John Fredriksen of Smithfield was born in 1953 at the Quonset Naval Air Station where his parents were stationed as members of the U.S. Navy. The military life was a path John wanted to follow, but a lifelong battle with asthma prevented such a career.
John dropped out of high school but earned a GED that propelled him through the history program at UCLA (1980), a master’s degree in Library and nformation Science at the University of Rhode Island (1989), and on to the last doctorate in history offered by Providence College. At PC his mentor and dissertation director was Professor Patrick T. Conley. John’s meticulously researched topic on “the Niagra Campaign of 1814" is the best account ever written on that military phase of the War of 1812.
Military history fascinated Dr. John Fredriksen, and he would write twenty-eight books in his short lifetime–most of them historical–taking an occasional break to pursue other interests like revisiting his childhood through books about Men in Space and the story of his friend, Anne Frances and her TV role as Honey West.
Dr. Fredriksen focused much of his research on the American army in the War of 1812. At the time of his death he was editing an 1,100 page manuscript of annotated letters from that war. He had an obsession to bring back the body of Captain William Henry Allen, a Providence naval hero from the War of 1812. Allen, the scourge of English commerce around the British Isles, commanded the brig Argus in battle with HMS Pelican where he was mortally wounded. Allen was buried with full military honors in the churchyard at St. Andrews, Plymouth, England. Dr, Fredriksen often said of Allen, "He was a Rhode Islander. I’m going to spend the rest of my life trying to get him back." Though he failed in that mission, John did secure Allen’s posthumous induction into the Rhode Island Heritage Hall of Fame in November, 2013.

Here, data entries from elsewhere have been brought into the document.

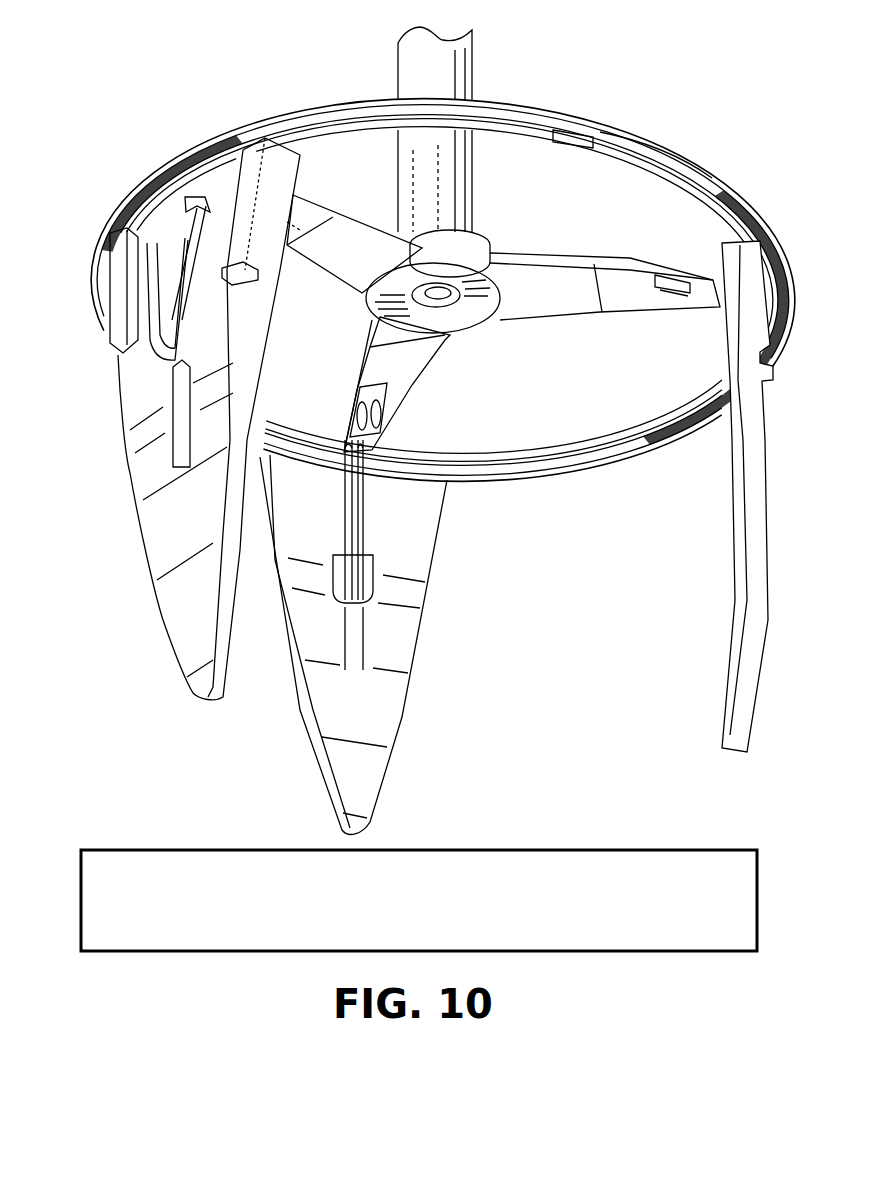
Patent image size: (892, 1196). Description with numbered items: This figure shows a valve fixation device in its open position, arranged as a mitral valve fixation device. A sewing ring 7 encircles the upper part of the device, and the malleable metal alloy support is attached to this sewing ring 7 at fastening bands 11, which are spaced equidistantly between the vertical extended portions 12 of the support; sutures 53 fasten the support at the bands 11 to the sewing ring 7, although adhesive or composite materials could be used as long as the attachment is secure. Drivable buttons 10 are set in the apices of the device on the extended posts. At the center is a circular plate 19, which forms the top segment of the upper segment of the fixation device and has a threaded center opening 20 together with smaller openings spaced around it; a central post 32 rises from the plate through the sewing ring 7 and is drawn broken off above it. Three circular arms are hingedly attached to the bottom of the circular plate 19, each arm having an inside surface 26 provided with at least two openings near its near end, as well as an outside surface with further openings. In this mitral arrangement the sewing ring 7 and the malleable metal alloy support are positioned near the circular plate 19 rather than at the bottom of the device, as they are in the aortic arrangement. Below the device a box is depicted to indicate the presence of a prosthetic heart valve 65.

The sewing ring 7 is at (708, 173).
The drivable buttons 10 is at (180, 328).
The bands 11 is at (573, 135).
The vertical extended portions 12 is at (649, 157).
The circular plate 19 is at (483, 240).
The threaded center opening 20 is at (445, 305).
The inside surface 26 is at (333, 232).
The center post 32 is at (445, 70).
The sutures 53 is at (212, 237).
The heart valve 65 is at (100, 850).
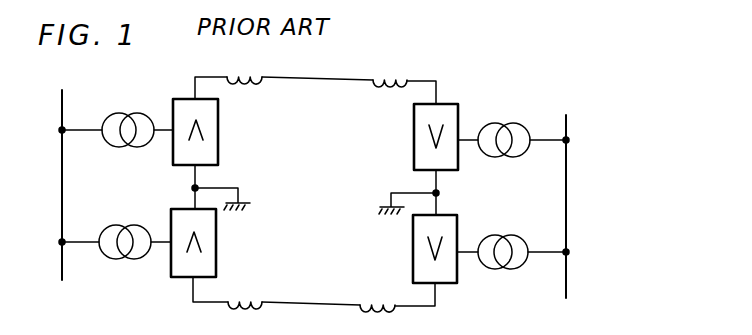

Also in November, 2013, John was diagnosed with brain cancer. He courageously fought the disease for almost a year, finally losing that battle on July 30, 2014 at the age of sixty-one. He was laid to rest in a private ceremony at St. Joseph’s Cemetery in Lynn, Massachusetts.
Given the relatively early death of this self-styled “Historian, Bibliographer, Researcher, and Author,” his output of writings was prodigious. In addition to his twenty-eight books, he wrote dozens of essays and scholarly articles and edited more than a score of original documents relating to the War of 1812. No other American historian has written and published more works pertaining to the War of 1812 than John Fredriksen. Ironically, he died during its bicentennial observance.
In addition to his passion for military history and the several reference books he compiled, John had a keen interest in aviation that prompted him to produce seven precise and accurate kits of model warplanes.
John was focused, quiet, led a simple life, and kept to himself–even his funeral was private. Few Rhode Islanders knew of this great scholar who called Rhode Island home.